Tested in cold storage and wind tunnels, successfully used in the Kosovo crisis, a cheap shelter quickly assembled from local materials offers hope for some of the more than two million homeless facing a bitter winter in wake of South Asia's earthquake, aid workers say.

    More than two million quake-hit face a bitter winter

    "It is not exactly central heating, but it will stop most of the cold," says Aditi Kapoor of the aid group Oxfam, describing a "thermal shelter" ready for replication in

    quake-ravaged regions of Indian- and Pakistani-administered Kashmir.

     

    Measuring 12 by 12ft (3.6m), the semi-spherical tent is made of thick plastic laid over a frame of standard water pipes and lined with ordinary blankets. Mud is banked up around the shelter to prevent water from seeping inside and a simple drain pipe can be laid under it for sanitation.

     

    The shape offers less resistance to strong winds and allows snow to slide easily off the top, Kapoor said.

     

    Inside, extra warmth can come from a bukhari, a simple, traditional stove, and a kangri, the small coal burner that Kashmiris slip under their robes in winter. Both emit smoke but no flames.

     

    Compared to conditions under which most of the survivors now live, the shelter seems almost tropical.

    Under the stars



    Their houses totally razed or too dangerously unhinged by the earthquake to live in, victims now spend nights huddled in non-insulated tents, makeshift shelters made of maize stalks or under the stars. 

     

    Many of the quake-hit manage
    with makeshift shelters

    "The cold is setting in very fast. It is critical to have an alternative shelter for people. It will save lives because it will save them from the cold," Kapoor said.

     

    Many of the shelters - Oxfam's or other versions that may materialise - will have to be supplied locally as aid officials say that not enough winterised tents can be

    shipped in time from aid warehouses or private contractors worldwide.

     

    "Such initiatives have a huge advantage. We pick up material from the local market and in three hours it is up," says Sarabjit Singh Sahota, an Indian architect who

    adapted the prototype for use on the Indian subcontinent.

     

    Oxfam is also working on the shelter project in Pakistan.

     

    Three people, or two strong men, can assemble the shelter, which costs a maximum of 7000 rupees ($158).

     

    Funds

     

    Oxfam is ready to provide funds for those who cannot afford to buy one, or victims can use some of the 40,000 rupees the Indian government began giving out this week to homeless families.

     

    "If we are not able to provide such shelters by the end of November, there will be great hardship for people"

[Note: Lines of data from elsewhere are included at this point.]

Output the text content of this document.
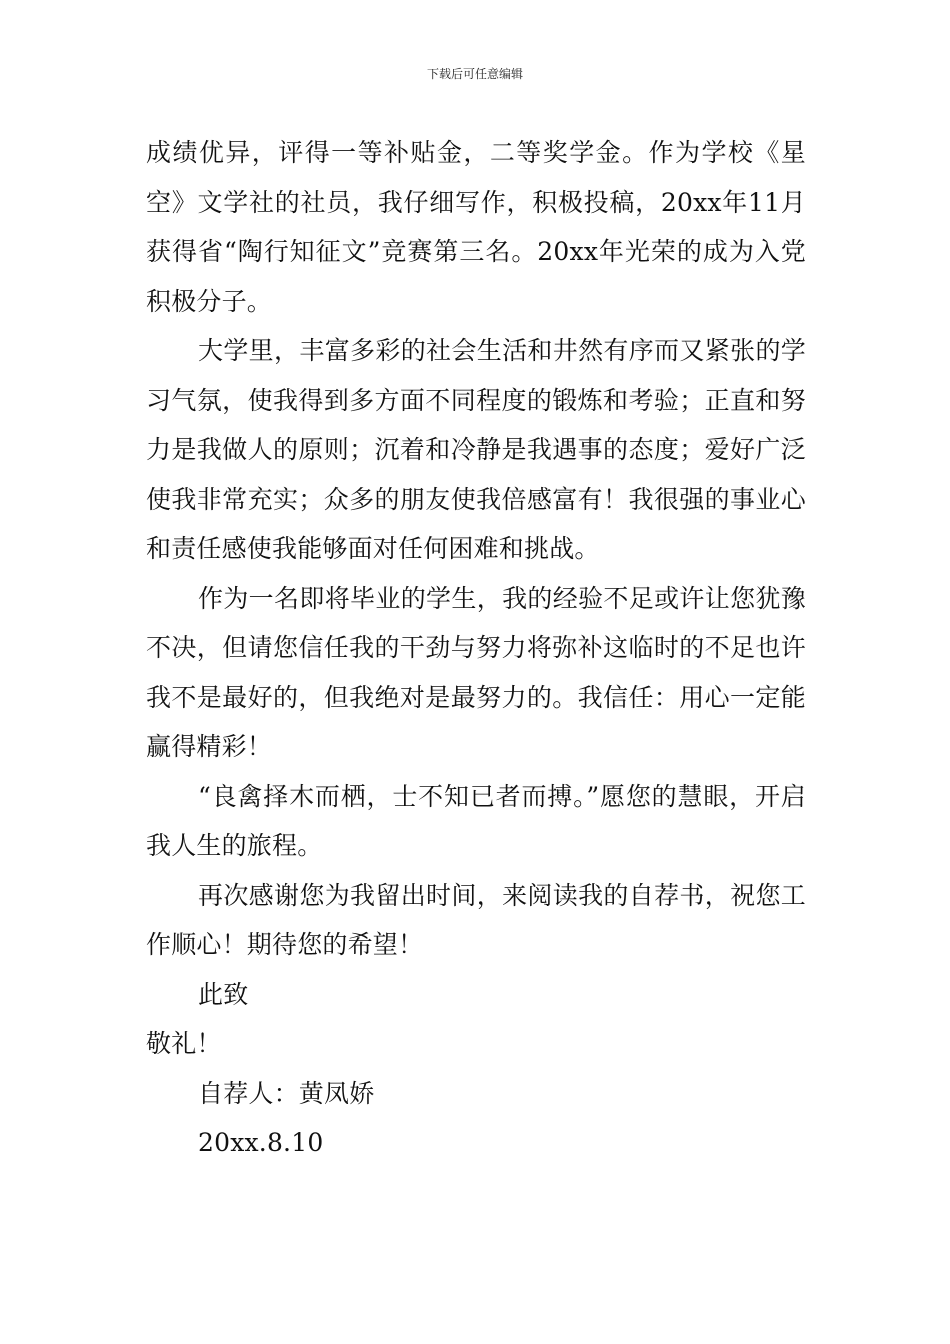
下载后可任意编辑

成绩优异，评得一等补贴金，二等奖学金。作为学校《星空》文学社的社员，我仔细写作，积极投稿，20xx年11月获得省“陶行知征文”竞赛第三名。20xx年光荣的成为入党积极分子。

大学里，丰富多彩的社会生活和井然有序而又紧张的学习气氛，使我得到多方面不同程度的锻炼和考验；正直和努力是我做人的原则；沉着和冷静是我遇事的态度；爱好广泛使我非常充实；众多的朋友使我倍感富有！我很强的事业心和责任感使我能够面对任何困难和挑战。

作为一名即将毕业的学生，我的经验不足或许让您犹豫不决，但请您信任我的干劲与努力将弥补这临时的不足也许我不是最好的，但我绝对是最努力的。我信任：用心一定能赢得精彩！

“良禽择木而栖，士不知已者而搏。”愿您的慧眼，开启我人生的旅程。

再次感谢您为我留出时间，来阅读我的自荐书，祝您工作顺心！期待您的希望！

此致

敬礼！

自荐人：黄凤娇

20xx.8.10
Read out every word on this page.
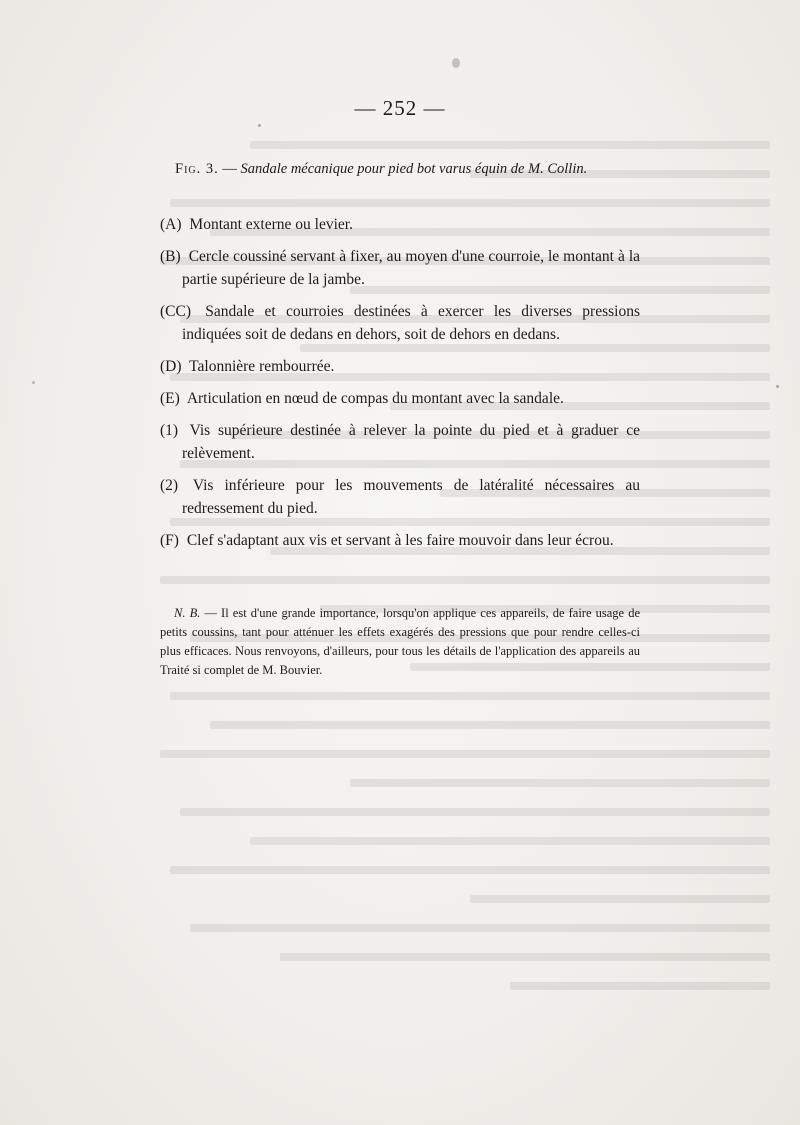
— 252 —
Fig. 3. — Sandale mécanique pour pied bot varus équin de M. Collin.
(A) Montant externe ou levier.
(B) Cercle coussiné servant à fixer, au moyen d'une courroie, le montant à la partie supérieure de la jambe.
(CC) Sandale et courroies destinées à exercer les diverses pressions indiquées soit de dedans en dehors, soit de dehors en dedans.
(D) Talonnière rembourrée.
(E) Articulation en nœud de compas du montant avec la sandale.
(1) Vis supérieure destinée à relever la pointe du pied et à graduer ce relèvement.
(2) Vis inférieure pour les mouvements de latéralité nécessaires au redressement du pied.
(F) Clef s'adaptant aux vis et servant à les faire mouvoir dans leur écrou.
N. B. — Il est d'une grande importance, lorsqu'on applique ces appareils, de faire usage de petits coussins, tant pour atténuer les effets exagérés des pressions que pour rendre celles-ci plus efficaces. Nous renvoyons, d'ailleurs, pour tous les détails de l'application des appareils au Traité si complet de M. Bouvier.
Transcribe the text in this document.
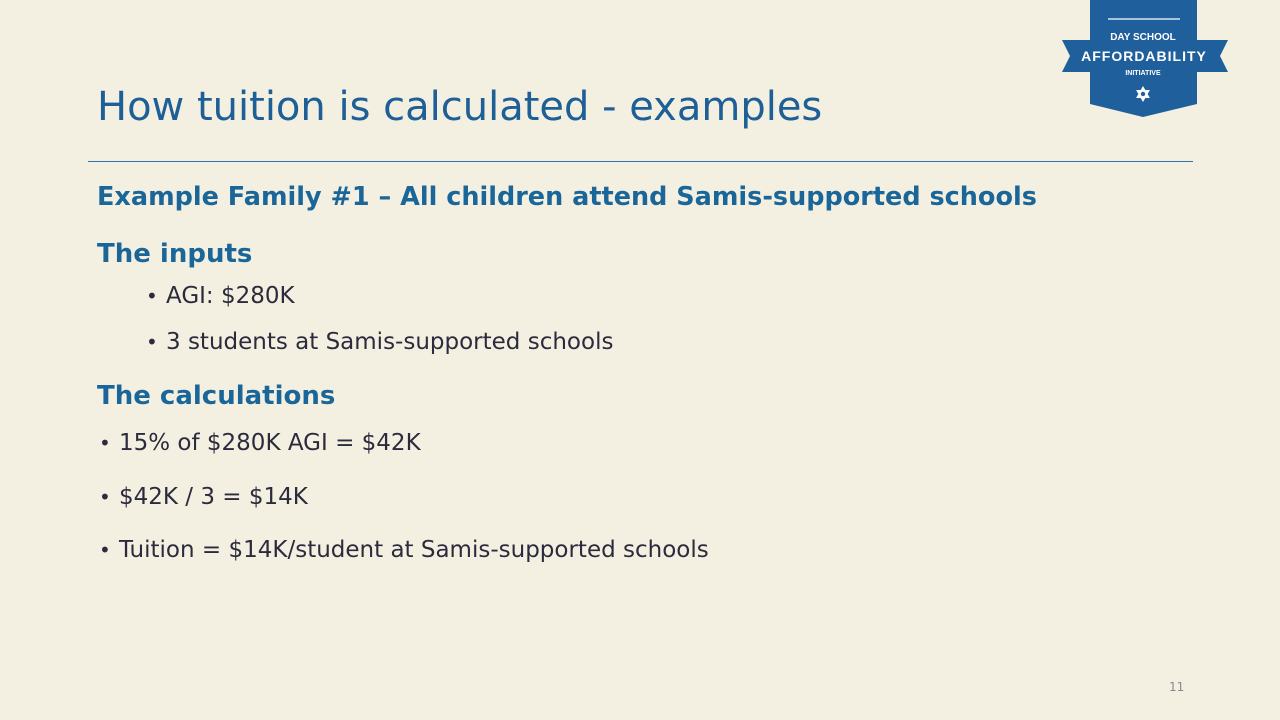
DAY SCHOOL
AFFORDABILITY
INITIATIVE
How tuition is calculated - examples
Example Family #1 – All children attend Samis-supported schools
The inputs
• AGI: $280K
• 3 students at Samis-supported schools
The calculations
• 15% of $280K AGI = $42K
• $42K / 3 = $14K
• Tuition = $14K/student at Samis-supported schools
11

    Sarabjit Singh Sahota,
    Indian architect

    "We will try to build huts, but tents will be fine as long as they are able to resist rainfall and the snow," said Shabir Ahdmir, whose house was devastated along with all the other 296 in the village of Jabla.

     

    The shelter prototype was developed in 1999 by an England-based group, Shelter Project, which conducted tests in cold storage warehouses, car factory wind tunnels,

    Britain's open fields and via computer modelling.

     

    Oxfam United Kingdom deployed the shelters in Kosovo and they were modified in India, where the aid group put up a model on the grounds of the Srinagar Youth Hostel and gave demonstrations to villagers, other aid agencies and the government receiving what Kapoor says was a very positive response.

     

    Now, the challenge is to have as many up as soon as possible.

     

    "If we are not able to provide such shelters by the end of November, there will be great hardship for people," Sahota said.